读文章: InstructUIE 和 Flan collection

随便记两篇文章.

InstructUIE

Wang, X., Zhou, W., Zu, C., Xia, H., Chen, T., Zhang, Y., … & Du, C. (2023). InstructUIE: Multi-task Instruction Tuning for Unified Information Extraction. arXiv preprint arXiv:2304.08085.

和之前生成式 UIE 方法差不多, 把不同抽取任务写成比较统一的格式, 再 seq2seq. 现在生成模型换成了更大的 LLM, 所以低资源下更好; 输入输出格式也换了. 宣称的结果是和有监督的 BERT 相仿, zero-shot 上显著超越 GPT-3.5.

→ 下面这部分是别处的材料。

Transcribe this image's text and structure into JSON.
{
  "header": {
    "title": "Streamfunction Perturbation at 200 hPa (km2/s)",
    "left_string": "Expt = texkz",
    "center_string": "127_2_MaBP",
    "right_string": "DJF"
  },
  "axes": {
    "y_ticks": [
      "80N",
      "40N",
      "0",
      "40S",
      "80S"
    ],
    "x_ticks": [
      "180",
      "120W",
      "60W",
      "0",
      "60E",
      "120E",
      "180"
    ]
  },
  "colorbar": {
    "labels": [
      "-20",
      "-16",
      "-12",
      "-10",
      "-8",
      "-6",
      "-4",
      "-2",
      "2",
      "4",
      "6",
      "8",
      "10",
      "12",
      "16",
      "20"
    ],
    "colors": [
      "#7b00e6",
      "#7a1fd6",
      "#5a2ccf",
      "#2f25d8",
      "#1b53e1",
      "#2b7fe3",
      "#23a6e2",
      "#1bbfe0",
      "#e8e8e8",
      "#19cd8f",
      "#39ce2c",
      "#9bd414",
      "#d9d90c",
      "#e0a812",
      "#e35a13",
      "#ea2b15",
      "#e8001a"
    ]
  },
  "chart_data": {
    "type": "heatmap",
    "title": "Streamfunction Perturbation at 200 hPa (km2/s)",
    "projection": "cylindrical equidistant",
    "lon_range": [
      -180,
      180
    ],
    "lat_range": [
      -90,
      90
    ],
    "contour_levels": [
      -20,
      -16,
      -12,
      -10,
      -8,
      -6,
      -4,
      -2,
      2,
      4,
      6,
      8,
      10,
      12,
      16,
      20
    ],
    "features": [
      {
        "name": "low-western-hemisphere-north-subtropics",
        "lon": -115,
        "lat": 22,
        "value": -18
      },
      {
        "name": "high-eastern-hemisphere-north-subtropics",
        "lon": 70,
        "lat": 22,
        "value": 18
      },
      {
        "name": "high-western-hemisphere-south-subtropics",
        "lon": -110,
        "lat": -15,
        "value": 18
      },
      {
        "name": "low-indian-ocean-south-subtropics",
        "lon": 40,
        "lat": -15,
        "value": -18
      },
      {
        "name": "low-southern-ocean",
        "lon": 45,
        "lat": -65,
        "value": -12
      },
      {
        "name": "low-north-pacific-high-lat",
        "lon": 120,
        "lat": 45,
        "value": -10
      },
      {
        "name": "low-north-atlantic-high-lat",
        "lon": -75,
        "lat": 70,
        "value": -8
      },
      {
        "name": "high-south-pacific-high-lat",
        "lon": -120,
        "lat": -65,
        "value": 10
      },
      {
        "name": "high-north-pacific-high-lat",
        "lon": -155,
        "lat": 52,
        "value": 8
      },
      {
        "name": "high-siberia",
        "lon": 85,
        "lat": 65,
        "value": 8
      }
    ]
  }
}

以上图 NER 为例, prompt 中的 option 限定了实体类别.

除了几大主要任务, 每类信息抽取任务增加了一些子任务辅助训练. 以 NER 为例

ES: Please list all entity words in the text that fit the category. Output format is “type1: word1; type2: word2”.

ET: Please find all the entity words associated with the category in the given text. Output format is “type1: word1; type2: word2”.

NER: Please tell me all the entity words in the text that belong to a given category. Output format is “type1: word1; type2: word2”.

  • ES refers to entity span, the task target is given sentence and entity category options, and output entities that conform to the entity category, but there is no need to output the entity type of each entity; (这里说只根据给定的类别抽取所有实体, 不关联实体类别, 所以上文他写的输出格式好像不太对?)
  • ET refers to entity type identification. The task target is a given sentence, which contains entity and entity category options, and outputs the entity category corresponding to each entity.
  • NER refers to the named entity recognition task, the object of which is the entity in the output sentence and its corresponding entity type.

Flan collection

Longpre, S., Hou, L., Vu, T., Webson, A., Chung, H. W., Tay, Y., … & Roberts, A. (2023). The flan collection: Designing data and methods for effective instruction tuning. arXiv preprint arXiv:2301.13688.

更大更多样的数据

We find task balancing and enrichment techniques are overlooked but critical to effective instruction tuning, and in particular, training with mixed prompt settings (zero-shot, few-shot, and chain-of-thought) actually yields stronger (2%+) performance in all settings.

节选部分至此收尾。